History reveals the use of nutmeg in the first century AD. Nutmeg is the hard kernel of the seed of an evergreen tree, native to Moluccas. Mace is the lacy growth known as the aril, surrounds the seed. Nutmeg had long been used in India, unknown to ancient civilization of the west.
The spice became popular in the kitchen when the Portuguese developed trade in Spice Island, in 16th century. Nutmeg became important as medicine and spice and by the 18th century, people carried nutmeg as a personal belonging.

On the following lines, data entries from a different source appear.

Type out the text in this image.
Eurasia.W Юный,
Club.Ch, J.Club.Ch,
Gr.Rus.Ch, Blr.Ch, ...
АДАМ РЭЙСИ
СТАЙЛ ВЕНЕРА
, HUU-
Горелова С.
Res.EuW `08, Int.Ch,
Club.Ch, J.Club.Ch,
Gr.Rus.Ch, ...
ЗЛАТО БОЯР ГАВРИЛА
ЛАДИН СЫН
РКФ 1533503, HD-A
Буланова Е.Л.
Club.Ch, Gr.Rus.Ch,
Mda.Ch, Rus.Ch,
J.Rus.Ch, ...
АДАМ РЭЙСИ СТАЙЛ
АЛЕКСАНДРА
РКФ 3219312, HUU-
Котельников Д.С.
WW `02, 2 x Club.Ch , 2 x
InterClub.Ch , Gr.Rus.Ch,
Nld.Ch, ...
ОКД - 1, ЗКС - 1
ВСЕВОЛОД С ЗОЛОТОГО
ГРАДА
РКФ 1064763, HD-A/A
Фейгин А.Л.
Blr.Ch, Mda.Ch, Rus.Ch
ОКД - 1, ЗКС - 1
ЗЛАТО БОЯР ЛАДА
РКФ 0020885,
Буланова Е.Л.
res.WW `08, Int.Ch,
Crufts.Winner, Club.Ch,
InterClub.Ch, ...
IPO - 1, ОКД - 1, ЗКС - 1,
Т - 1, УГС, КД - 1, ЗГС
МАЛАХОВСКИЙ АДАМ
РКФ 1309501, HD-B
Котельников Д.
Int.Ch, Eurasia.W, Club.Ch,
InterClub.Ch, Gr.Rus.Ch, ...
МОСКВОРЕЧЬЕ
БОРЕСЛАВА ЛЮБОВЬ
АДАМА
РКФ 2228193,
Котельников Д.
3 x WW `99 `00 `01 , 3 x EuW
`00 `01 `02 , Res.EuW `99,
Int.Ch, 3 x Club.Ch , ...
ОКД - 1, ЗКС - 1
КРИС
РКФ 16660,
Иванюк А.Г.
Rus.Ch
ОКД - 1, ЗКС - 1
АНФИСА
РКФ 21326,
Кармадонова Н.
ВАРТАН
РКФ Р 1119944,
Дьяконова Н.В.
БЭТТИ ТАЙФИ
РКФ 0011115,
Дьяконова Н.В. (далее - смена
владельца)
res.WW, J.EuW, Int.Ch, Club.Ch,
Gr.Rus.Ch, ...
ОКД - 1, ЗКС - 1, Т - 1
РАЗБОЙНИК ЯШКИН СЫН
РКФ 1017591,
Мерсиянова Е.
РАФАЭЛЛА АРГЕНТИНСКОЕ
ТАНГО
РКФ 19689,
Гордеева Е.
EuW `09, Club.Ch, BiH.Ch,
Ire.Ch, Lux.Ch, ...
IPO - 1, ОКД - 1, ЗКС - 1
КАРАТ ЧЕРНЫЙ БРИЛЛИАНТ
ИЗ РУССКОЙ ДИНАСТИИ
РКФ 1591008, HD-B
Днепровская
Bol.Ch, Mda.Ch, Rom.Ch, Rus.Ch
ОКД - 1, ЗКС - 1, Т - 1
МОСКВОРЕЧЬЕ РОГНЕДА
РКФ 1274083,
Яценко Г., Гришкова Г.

Cultivation of this species is only possible in warm humid climates with temperatures not less than 55oF. Today this spice is cultivated in Indonesia, Sri Lanka, India, West Indies and Brazil. These spices are similar in aroma and taste, but mace is more refined. These are used in both savory and sweet dishes. Nutmeg has a warm flavor and affinity for rich foods. In Italy, it is used for filling pastas. In India these are used mainly in Moghul dishes. Arabs add it to Mutton and Lamb. Europeans use it extensively in sweet and savory dishes. Dutch recipes include nutmeg as a seasoning agent. In Indonesia, flesh of the fruit is used to make sweet meat.
It is used to relieve bronchial disorders, rheumatism and flatulence as treatment for digestive, liver and skin complaints. It is also used in perfumery, soaps and shampoos.